In the case of I. C. R. R. Co. v. Noble, supra, the court says: “Doubtless when the view is unobstructed, so that if the engineer is at his post and in the proper discharge of his duties the trespassing animals must be within the range of his vision, the presumption will readily and perhaps necessarily arise that he does see them, and his subsequent conduct as to being negligent or otherwise, will be judged upon that basis.
With a headlight, lighting up the right of way for six hundred feet, a straight track, without anything to obstruct the view, it seems the presumption necessarily arises that the engineer must have seen the horses about to come upon the track in time by the exercise of due care and prudence to have avoided the injury. One of the horses was at least three hundred feet in front of the engine. No- bell was rung or whistle sounded.
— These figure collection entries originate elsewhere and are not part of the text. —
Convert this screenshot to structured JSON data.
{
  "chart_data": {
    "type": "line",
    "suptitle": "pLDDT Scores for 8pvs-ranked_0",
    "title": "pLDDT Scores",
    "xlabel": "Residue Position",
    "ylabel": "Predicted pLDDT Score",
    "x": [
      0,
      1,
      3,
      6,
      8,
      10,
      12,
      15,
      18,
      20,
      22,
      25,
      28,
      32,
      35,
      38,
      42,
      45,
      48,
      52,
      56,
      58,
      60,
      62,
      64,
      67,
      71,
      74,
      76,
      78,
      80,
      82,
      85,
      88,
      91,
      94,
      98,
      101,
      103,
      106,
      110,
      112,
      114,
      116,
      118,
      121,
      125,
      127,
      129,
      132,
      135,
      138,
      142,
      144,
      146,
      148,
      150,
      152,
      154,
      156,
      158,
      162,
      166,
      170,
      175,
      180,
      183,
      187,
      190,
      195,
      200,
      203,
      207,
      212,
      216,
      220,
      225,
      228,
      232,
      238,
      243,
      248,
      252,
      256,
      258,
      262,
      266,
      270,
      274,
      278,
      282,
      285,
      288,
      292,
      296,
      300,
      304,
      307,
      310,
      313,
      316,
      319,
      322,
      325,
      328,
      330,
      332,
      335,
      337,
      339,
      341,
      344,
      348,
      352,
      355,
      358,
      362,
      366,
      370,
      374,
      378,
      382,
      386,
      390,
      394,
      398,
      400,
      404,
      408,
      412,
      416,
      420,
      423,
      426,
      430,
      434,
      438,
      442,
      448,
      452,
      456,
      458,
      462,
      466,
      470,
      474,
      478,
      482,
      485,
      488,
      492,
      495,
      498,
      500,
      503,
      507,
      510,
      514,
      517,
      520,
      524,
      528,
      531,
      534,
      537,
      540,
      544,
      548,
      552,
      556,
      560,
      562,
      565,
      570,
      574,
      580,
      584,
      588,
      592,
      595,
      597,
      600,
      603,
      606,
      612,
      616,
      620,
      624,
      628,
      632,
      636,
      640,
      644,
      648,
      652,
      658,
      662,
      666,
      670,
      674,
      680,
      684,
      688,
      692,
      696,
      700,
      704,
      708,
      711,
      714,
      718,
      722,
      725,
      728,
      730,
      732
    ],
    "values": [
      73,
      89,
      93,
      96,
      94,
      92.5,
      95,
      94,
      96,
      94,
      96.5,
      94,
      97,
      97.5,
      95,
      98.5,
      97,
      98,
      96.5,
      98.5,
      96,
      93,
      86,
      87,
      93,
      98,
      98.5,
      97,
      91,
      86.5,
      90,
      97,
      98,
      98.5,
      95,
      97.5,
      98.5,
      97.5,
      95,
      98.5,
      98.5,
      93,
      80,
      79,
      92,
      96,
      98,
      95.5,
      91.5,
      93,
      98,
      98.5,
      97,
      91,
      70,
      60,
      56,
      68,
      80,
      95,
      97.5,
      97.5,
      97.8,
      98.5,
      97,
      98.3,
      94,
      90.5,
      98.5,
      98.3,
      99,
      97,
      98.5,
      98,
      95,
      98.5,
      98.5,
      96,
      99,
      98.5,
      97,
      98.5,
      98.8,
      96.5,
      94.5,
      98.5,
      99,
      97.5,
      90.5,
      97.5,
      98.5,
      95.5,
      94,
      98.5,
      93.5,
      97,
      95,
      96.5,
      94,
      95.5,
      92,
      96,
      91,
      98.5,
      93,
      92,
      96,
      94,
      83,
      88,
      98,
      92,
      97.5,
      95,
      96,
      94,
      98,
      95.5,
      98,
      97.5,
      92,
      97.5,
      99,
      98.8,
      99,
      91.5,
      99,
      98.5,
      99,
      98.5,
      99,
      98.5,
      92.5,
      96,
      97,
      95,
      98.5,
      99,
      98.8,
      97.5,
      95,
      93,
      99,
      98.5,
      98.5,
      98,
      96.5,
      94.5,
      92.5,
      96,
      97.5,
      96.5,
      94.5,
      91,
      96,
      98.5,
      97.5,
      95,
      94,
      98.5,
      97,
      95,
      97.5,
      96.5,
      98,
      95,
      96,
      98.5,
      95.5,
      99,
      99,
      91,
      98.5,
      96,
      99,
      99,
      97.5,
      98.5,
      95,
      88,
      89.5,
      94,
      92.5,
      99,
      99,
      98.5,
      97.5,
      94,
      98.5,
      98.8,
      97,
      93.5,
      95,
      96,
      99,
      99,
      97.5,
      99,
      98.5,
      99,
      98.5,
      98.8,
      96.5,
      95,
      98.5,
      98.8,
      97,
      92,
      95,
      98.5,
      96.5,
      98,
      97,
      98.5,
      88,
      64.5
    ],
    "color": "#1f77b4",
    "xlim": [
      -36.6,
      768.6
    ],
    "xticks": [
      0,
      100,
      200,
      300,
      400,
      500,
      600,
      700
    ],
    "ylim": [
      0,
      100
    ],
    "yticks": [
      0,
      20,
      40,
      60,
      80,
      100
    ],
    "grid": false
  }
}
Whether the statement made by the engineer with reference to the killing of the horses was correct and to be relied upon, has been passed on by a jury, and they have found it was not.
The jury should not arbitrarily and without good reason disregard the testimony of any witness, but the testimony of a witness may be overcome by the proof of circumstances and facts inconsistent with the story told by him.
We think the jury were authorized from the evidence in this case to return the verdict they did.
The judgment of the Circuit Court will be affirmed.